Kur’an-ı Kerim’de yer alan itnabların hikmeterini ayet ayet gösterme imkânına sahip olmadığımız için burada bir tek örnek üzerinde durmamız diğerlerine de örnek olması bakımından yeterli olacaktır diye ümit ediyoruz. Kur’an’da bulunan itnab sanatına misal olarak zikredilen bir ayet-i kerime de şudur: “O gecede melekler ve Ruh, Rabbilerinin izni ile her bir emirden iniverir.”[8] Bu ayet-i kerimede “Ruh” ismiyle bahsedilen zât Cebrâil (aleyhisselâm)dir. Ayetin başında meleklerin indiği belirtilmesine rağmen âm olan/genel  lafızdan sonra Cebrail aleyhisselam’ın hâs/özel olarak zikredilmesi bir itnabtır. Zira Cebrâil (aleyhisselâm) zaten melek olduğu için o genel ifadenin şumûlü/kapsamı içerisinde mevcuttu. Fakat ayette zikru’l-hâs ba‘de’l-âm/ genelden sonra özelin zikredilmesi şeklindeki itnab sanatı Cebrail (aleyhisselâm)’in melek içerisinde özel bir makamının olduğunu ve onlara nispetle mertebesinin yüceliğini vurgulamak içindir.[9]

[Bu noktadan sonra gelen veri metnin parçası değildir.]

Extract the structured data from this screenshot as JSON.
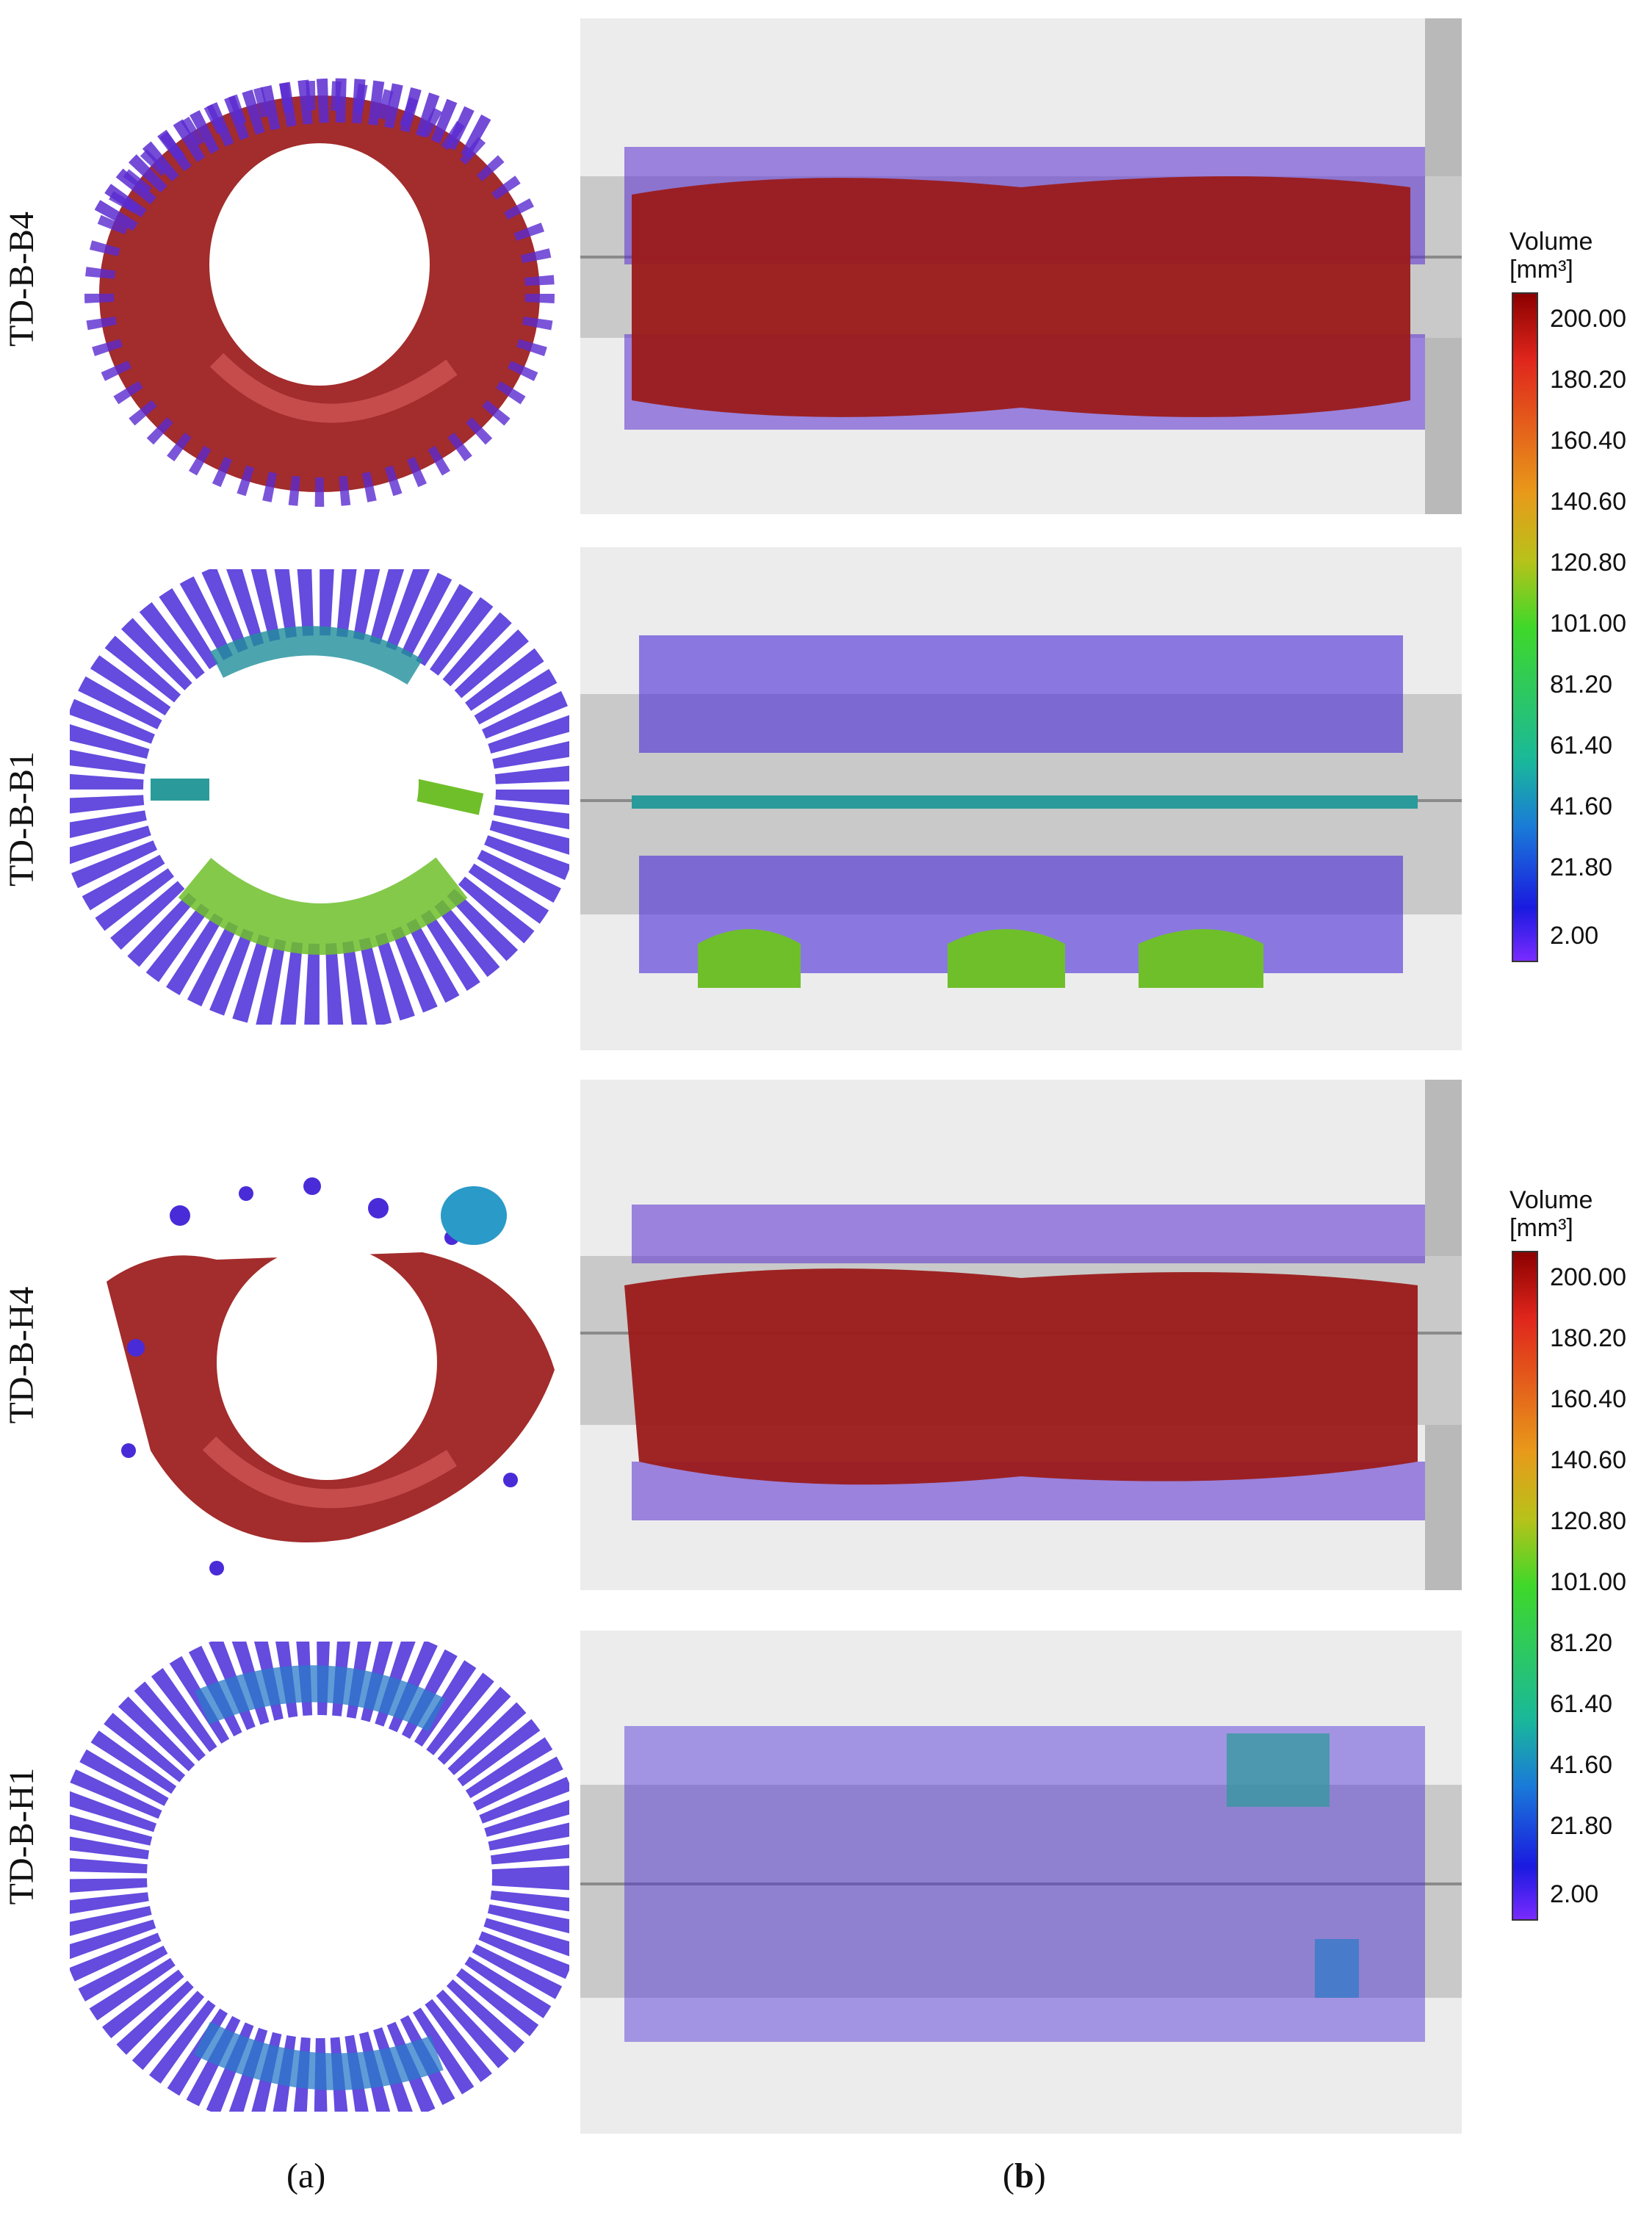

İtnabın manası bu iken ve ayetlerde mevcut olan itnabların bir çok hikmeti var iken Öztürk’ün bunu bir kusur gibi göstermeye çalışarak Kur’an’ın i‘cazını zedeleyen bir unsur gibi yansıtması katıksız bir dil cahilliği yahut kasıtlı bir Kur’an karşıtlığından başka hiçbir şeyle izah edilemez. Şunu da söylemeden geçmeyelim: Öztürk’ün Kur’an’da itnabın var olmasını bir kusur gibi göstermesi kadar –belki daha şedid- vahim bir cinayeti daha var iddiasında. Zira o Kur’an’da itâle ve tatvilin de var olduğunu iddia etmektedir. Oysa Kur’an’da asla itâle ve tatvil yoktur. Belli ki Öztürk itnabın manasını bilmediği gibi bunların da ne anlama geldiğini bilmemekte ve ezbere konuşmaktadır. Bu durumda Öztürk’ e düşen Kur’an’a böylesine cahilane bir iftirada bulunduğu ve kamuoyunu aldattığı için tövbe etmesi ve özür dilemesidir.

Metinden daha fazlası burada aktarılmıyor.